【西欧滞在日記 その10】ベニスに死す(壱)

 

 

  

 水の都・ベニス。
イタリア語ではヴェネチアと言う。

 ヴェネチアは正確にはヴェネチア島と呼ばれるが、
正確には「島」ではなく水上に建造された人口都市である。

 いにしえの時代からこの人口都市は様々の人間たちにインスピレーション
を与えてきた。
 ルキノ・ヴィスコンティの「ベニスに死す」あるいは「夏の嵐」。
 デビッド・リーンの「旅情」。
 あるいはジョージ・ロイ・ヒルの「リトル・ロマンス」。
 昨今の例では天野こずえ原作の漫画・アニメ「ARIA」。


 三島由紀夫はヴェネチアを訪れた際このように言ったという。

 「どんなことをしても訪れるべき土地である。こんな奇怪な町、独創的な町が、地上にまたあろうとは思われない。」


 そのように様々なロマン(物語)を旅人に連想させ、彼らは
みな、そのロマンの主人公になる。

 
 海に向かって開かれた都市の開放的な心地よさ。
 輝くモザイクでびっしりと覆われたサンマルコ寺院。
 都市を網の目のように走る大小さまざまな運河。




 大いなる水の都・ヴェネチア。
 わたしにとってのヴェネチアの物語もまた今始まる。・・・












※                ※               ※













 濃霧と霧雨の中を一艘のおんぼろモーターボートが行く。そのボートは昨日の宿泊地、メストレからヴェネチア本島に向かうツアー一行を乗せた20人乗り程度の中型ボートであった。

  

 吉永さんが相も変らぬ元気な声で一行に気合を入れる。

 「ハーィ!みなさん、おはようございます!今日は天気が良くないです!カバンから傘を出してくださーい!!」

 わたしはミラノ・ベローナの旅程で親しくなった中里カップル(仮名)、宮崎老夫婦(仮名)と今日の天気について話し合っていた。


 宮崎老夫婦「この天気じゃねえ・・・」
 中里カップル「ヴェネチアで雨に降られるとは(苦笑)」
 わたし「大丈夫ですよ。午後には晴れると思いますが。。。」

 晴れてもらわねば困る。
 雨では今回のツアーの「目玉」ヴェネチアが台無しではないか。


 やがてモーターボートがヴェネチア本島に到着する。一行がいそいそと降り始める。その瞬間わたしは鈍い腹痛を左腹下腹部に感じた。
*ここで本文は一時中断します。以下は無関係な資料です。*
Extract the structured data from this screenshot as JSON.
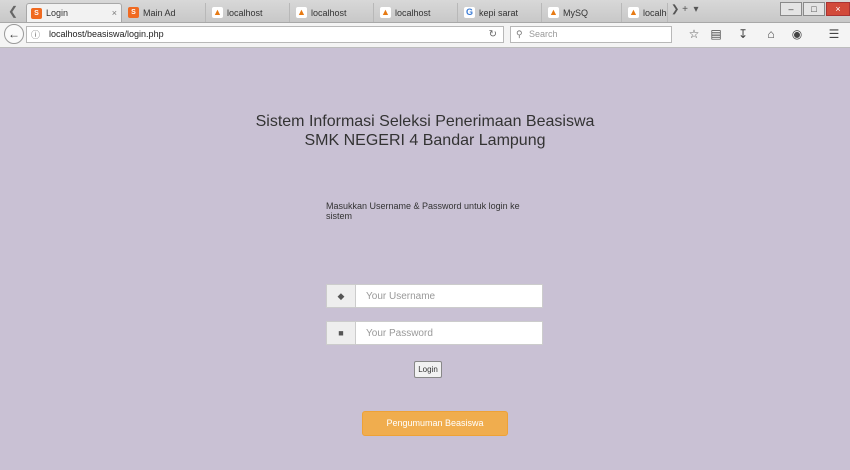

 「ヤバイ・・・」下痢か。もし下痢を起こしたら観光どころではない。トイレの前にずっと突っ立っていなくてはならぬ。昨日のメストレのホテルのバスタブな中で微量に吸い込んだ水分がまずかったのか・・・?

 わたしが蒼ざめていると吉永さんが声をかける。「大丈夫ですか?」

 思いがけない吉永さんの優しい声に癒されながらあたふたと答えるわたし!

 「ええ・・・え、はい。大丈夫です。大丈夫ですよ。はは・・・」

  


 一行はやがてかの有名なサンマルコ広場に到着する。
 荘厳な建築物が乱立するサンマルコ広場で放心したように突っ立っているツアー一行。サンマルコ寺院にはすぐには入られないのだ。最低30分は待たねばならぬ。

  しかし濃霧のため視界が悪く、せっかくのサンマルコ広場の景観が良く見えない。宮崎老夫婦がまたため息をつく。「やっぱりこれじゃねえ・・・」

 やがて、サンマルコ寺院の司祭が重々しい銅鑼を打ち鳴らす。

 観光客たちがぞろぞろと動き出す。